# How many common points have f and g function graphs in the interval <0;2pi> ?

## a) $f \left(x\right) = \cos x$ $g \left(x\right) = 1 - \sin x$ I can do this by graphing, but I want to know how to do this without graphs.

Oct 22, 2017

intersection points are $\left(0 , 1\right)$ and $\left(\frac{\pi}{2} , 0\right)$

#### Explanation:

We can solve algebraically.
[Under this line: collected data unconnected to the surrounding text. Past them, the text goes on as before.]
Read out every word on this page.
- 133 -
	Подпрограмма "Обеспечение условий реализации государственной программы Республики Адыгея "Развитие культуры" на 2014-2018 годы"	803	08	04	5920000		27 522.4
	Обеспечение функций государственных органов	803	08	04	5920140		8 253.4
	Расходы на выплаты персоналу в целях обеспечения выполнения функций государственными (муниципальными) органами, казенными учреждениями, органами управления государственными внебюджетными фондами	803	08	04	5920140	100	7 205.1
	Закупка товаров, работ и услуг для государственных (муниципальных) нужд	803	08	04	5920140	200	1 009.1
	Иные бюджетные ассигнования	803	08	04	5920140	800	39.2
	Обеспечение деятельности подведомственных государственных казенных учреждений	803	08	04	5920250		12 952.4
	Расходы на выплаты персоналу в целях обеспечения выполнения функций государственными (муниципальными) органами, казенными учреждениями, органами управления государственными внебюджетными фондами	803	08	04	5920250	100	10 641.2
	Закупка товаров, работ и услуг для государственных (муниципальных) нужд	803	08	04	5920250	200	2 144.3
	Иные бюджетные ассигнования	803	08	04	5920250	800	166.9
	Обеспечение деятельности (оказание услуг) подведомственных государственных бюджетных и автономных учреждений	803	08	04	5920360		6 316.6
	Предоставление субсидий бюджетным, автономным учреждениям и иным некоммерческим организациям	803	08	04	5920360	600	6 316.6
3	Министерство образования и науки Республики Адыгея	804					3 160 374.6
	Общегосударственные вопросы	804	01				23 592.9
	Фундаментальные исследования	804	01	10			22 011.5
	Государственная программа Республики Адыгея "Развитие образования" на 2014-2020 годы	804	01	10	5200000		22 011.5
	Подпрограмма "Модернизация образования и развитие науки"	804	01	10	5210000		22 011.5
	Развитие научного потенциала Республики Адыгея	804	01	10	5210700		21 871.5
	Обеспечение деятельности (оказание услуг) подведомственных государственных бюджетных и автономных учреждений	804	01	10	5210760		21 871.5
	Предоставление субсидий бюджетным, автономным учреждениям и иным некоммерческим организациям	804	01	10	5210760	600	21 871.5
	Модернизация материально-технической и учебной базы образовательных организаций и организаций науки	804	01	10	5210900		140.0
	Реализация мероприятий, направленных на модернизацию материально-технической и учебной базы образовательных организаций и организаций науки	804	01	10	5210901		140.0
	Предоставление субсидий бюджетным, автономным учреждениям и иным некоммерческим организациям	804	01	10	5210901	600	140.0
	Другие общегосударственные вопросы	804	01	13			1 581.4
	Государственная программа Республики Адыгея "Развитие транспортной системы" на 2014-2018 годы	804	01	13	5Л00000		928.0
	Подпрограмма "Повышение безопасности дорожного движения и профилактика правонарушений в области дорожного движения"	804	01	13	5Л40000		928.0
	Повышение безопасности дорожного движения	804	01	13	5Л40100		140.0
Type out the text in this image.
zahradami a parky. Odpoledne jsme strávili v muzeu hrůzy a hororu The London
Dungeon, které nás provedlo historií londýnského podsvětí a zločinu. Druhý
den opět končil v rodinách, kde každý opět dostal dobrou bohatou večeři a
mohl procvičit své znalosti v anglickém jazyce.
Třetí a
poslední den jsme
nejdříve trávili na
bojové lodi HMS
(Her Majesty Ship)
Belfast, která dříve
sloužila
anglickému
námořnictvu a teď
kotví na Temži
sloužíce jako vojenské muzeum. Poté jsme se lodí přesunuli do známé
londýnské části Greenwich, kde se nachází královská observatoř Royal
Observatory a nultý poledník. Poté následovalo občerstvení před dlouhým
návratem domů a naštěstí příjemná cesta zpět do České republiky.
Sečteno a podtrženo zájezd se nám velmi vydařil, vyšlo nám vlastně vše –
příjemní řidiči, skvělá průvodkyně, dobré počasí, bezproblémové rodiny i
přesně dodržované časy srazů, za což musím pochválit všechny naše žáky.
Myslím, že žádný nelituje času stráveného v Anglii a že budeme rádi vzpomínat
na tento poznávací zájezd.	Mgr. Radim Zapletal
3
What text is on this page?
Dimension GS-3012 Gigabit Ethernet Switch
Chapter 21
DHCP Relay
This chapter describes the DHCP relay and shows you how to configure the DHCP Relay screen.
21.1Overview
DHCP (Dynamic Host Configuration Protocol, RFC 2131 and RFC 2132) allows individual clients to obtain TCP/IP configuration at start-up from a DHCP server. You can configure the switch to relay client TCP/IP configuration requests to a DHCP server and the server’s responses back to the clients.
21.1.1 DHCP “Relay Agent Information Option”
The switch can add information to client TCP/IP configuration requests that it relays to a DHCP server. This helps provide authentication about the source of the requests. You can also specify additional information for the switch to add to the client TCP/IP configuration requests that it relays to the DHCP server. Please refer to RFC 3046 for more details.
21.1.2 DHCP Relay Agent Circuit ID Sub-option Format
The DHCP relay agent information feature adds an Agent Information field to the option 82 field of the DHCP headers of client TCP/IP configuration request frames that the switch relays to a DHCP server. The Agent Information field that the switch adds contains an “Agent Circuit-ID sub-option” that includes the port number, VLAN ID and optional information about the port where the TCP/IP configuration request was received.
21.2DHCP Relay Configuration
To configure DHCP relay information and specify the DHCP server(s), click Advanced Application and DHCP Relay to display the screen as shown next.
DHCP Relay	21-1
We know that $y = \cos x$ and $y = 1 - \sin x$, so we can substitute $f \left(x\right)$ into $g \left(x\right)$ or vice versa.

$\cos x = 1 - \sin x$

$\cos x + \sin x = 1$

${\cos}^{2} x + {\sin}^{2} x + 2 \sin x \cos x = 1$

$1 + 2 \sin x \cos x = 1$

$2 \sin x \cos x = 0$

$\sin \left(2 x\right) = 0$

$2 x = 0 \mathmr{and} \pi$

$x = 0 \mathmr{and} \frac{\pi}{2}$

We check to make sure neither roots are extraneous:

cos(0) + sin(0) =^? 1

1 + 0 = 1 color(green)(√)

ALSO

cos(pi/2) + sin(pi/2) =^? 1

0 + 1 = 1 color(green)(√)

Hence, the graphs intersect at $\left(0 , 1\right)$ and $\left(\frac{\pi}{2} , 0\right)$. The graph confirms.

Hopefully this helps!